I told him what was wrong with me and he hissed between his teeth and disappeared. I thought that he had gone to tell the head monk. This then would be the end of my mystic career, but my head ached too much to worry about it. I took my clothes off, wrapped a towel around my waist and went to have a cold shower in the bathhouse. When I had washed and shaved I found Han-san busy in my room. Within a few hours he had my front wall back to its original state. I helped him as best I could and we had tea together, brought by another young monk. When I went to the head monk to apologize he cut me short.

“Han-san told me,” he said, “you don’t feel well. Are you all right now?”

“A headache,” I said.

“Don’t do anything this afternoon then. I’ll see you at dinner and if you feel all right you can join the evening meditation.”

I bowed.

That afternoon I stayed in my room and slept till Peter woke me up. He had come in without my noticing, and sat down next to my sleeping bag on the floor, in the lotus position.

“Gerald told me you two had a party last night and that you might be in a bit of trouble. I came to check.”

“Marvelous,” I said, “I don’t think I am cut out for this sort of life. In Kobe I went to the whores and here I get drunk. I wonder if the master and the head monk noticed anything.”
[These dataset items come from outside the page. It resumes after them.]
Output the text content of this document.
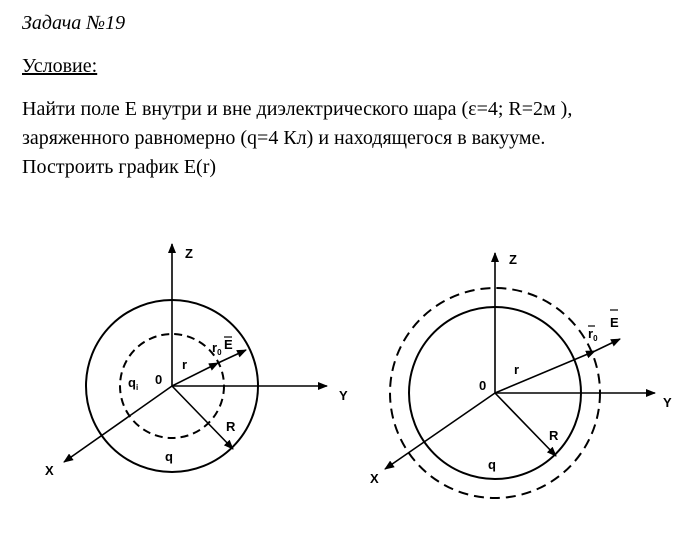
Задача №19

Условие:

Найти поле Е внутри и вне диэлектрического шара (ε=4; R=2м ),
заряженного равномерно (q=4 Кл) и находящегося в вакууме.
Построить график Е(r)

Z
Y
X
0
r
R
$q_i$
q
$r_0$
E
Z
Y
X
0
r
R
q
$r_0$
E
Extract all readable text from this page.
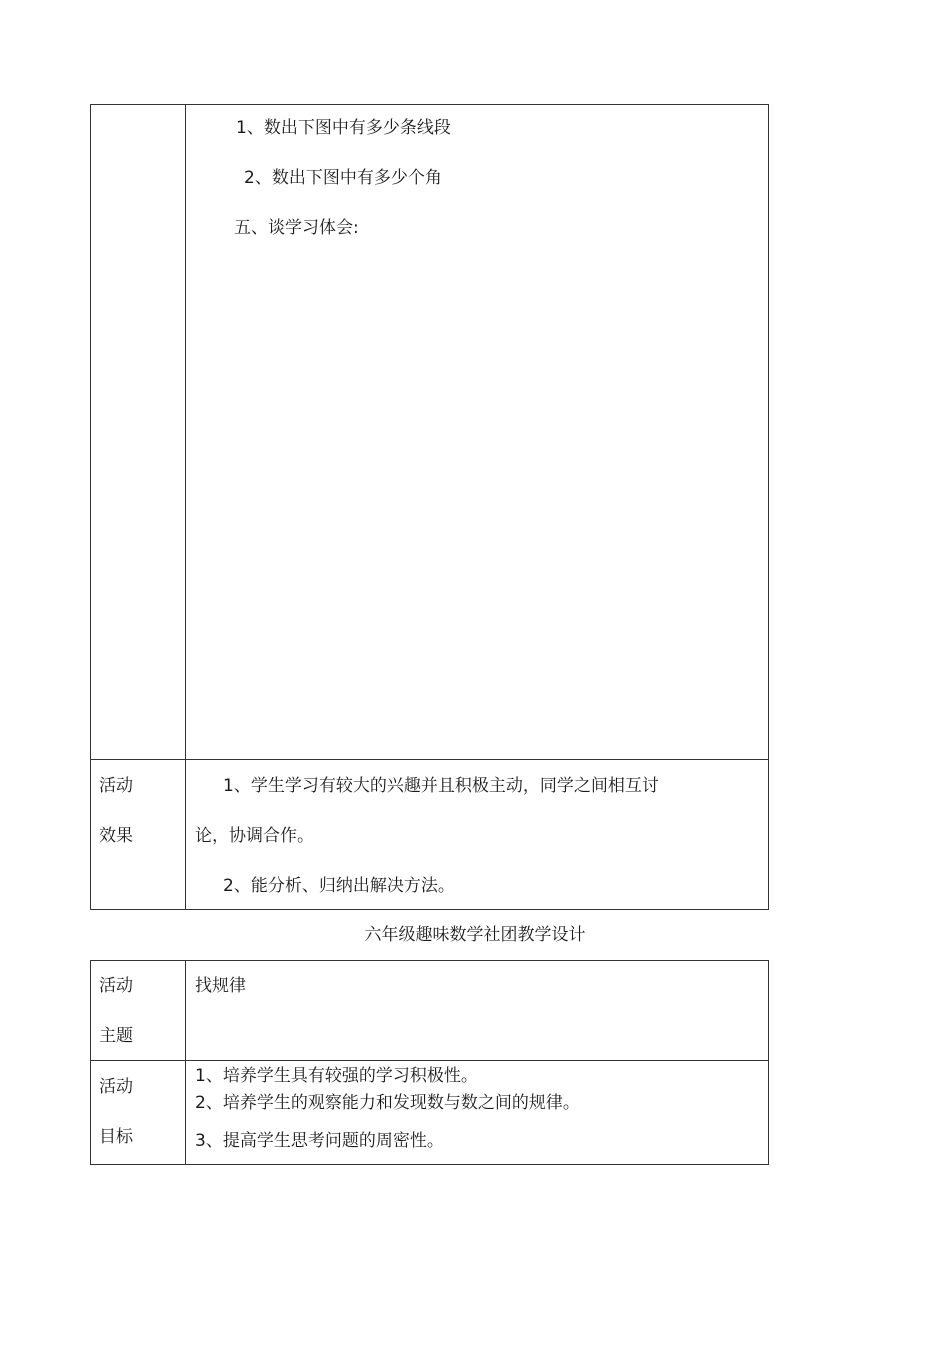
1、数出下图中有多少条线段
2、数出下图中有多少个角
五、谈学习体会:
活动
效果
1、学生学习有较大的兴趣并且积极主动，同学之间相互讨
论，协调合作。
2、能分析、归纳出解决方法。
六年级趣味数学社团教学设计
活动
主题
找规律
活动
目标
1、培养学生具有较强的学习积极性。
2、培养学生的观察能力和发现数与数之间的规律。
3、提高学生思考问题的周密性。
“I suppose they have,” Peter said, “but it doesn’t matter. Nothing is stronger than habit and I don’t think that any of us expect a newcomer to break his former habits quickly. You shouldn’t exaggerate of course. We had a young American here, some years ago, who used to climb the wall three or four times a week. He even managed to make a girl from the neighborhood pregnant and a little while afterwards he disappeared for good.”

“And they accepted his behavior all that time?”

“Yes,” said Peter. “Even after he left nobody in the monastery said anything against him. There was once a Zen master who said that his first satori experience consisted of recognizing all people as himself. Everybody he met had his own face.”

He gave me a friendly nod, got up, folded his hands together and bowed. I didn’t do anything, I just stared at him. When he left I felt that the atmosphere in my room had thickened, as the master’s room would often vibrate with power and tension. Peter had experienced satori, I could be quite sure of that. In the monastic hierarchy he was considered to be of the same rank as the head monk. They, together with the master, were beings of a higher order, who wore their bodies as actors wear masks and costumes. Or was I trying to convince myself.

A question to meditate on, I thought, and fell asleep again to wake up when Han-san came to call me for the evening rice.